Actualmente cuando se conocen cada vez más historias de personas tránsgenero, cuando más niños y niñas en edad escolar se cuestionan a qué género pertenecen, cuando Facebook ofrece más de 50 términos diferentes de género a sus usuarios, cuando estamos en un mundo en el que las generaciones más jóvenes cuestionan no solo el género que les fue asignado al nacer, sino la propia identidad binaria de género, ¿qué nos ofrece esta categoría?
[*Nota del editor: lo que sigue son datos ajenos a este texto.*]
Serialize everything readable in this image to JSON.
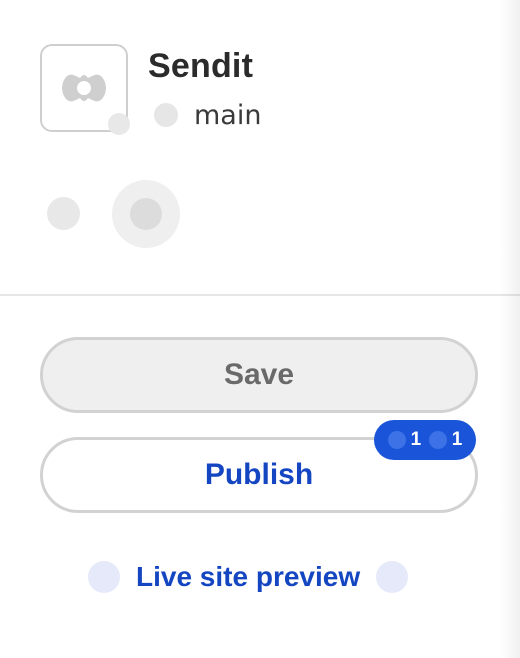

La categoría de género nos permite repensar la sociedad fuera del sistema binario conocido y reconocido como “natural” y nos desafía a no solo pensar el género como un intervalo en el que algunas personas caen fuera de las categorías convencionales, sino y, sobre todo, a abrazar la diversidad y complejidad del ser humano que se niega a enmarcarse en categorías y nociones predeterminadas, como el ser hombre o ser mujer.

Hoy, cuando más que nunca se habla de asuntos transgénero y escuchamos categorías emergentes como cisgénero (persona cuya identidad de género coincide con la sexualidad biológica que se le asignó al nacer), género fluido (persona cuya identidad o expresión de género cambia entre lo masculino y femenino), agénero (persona que no se identifica como hombre o mujer, que se considera carente de identidad) y muchas más, nuestro desafío no es simplemente intelectual, al tratar de entender cada una de estas identidades, nuestro desafío es social. Esta nueva manera de redefinir el género y estas nuevas identidades de género deben impulsarnos a reflexionar y plantearnos por lo menos algunas preguntas:

¿Cuál es nuestro papel frente a estas nuevas categorías e identidades de género? ¿Está en nuestras manos disminuir la discriminación, acoso y abusos que tienen que enfrentar estas personas en su día a día? ¿Cómo podemos hacerlo desde el lugar donde estamos? ¿Qué tipo de educación sexual y de género se debería impartir en los colegios? ¿Cómo podemos educar a nuestros hijos e hijas en estas nuevas y desafiantes nociones?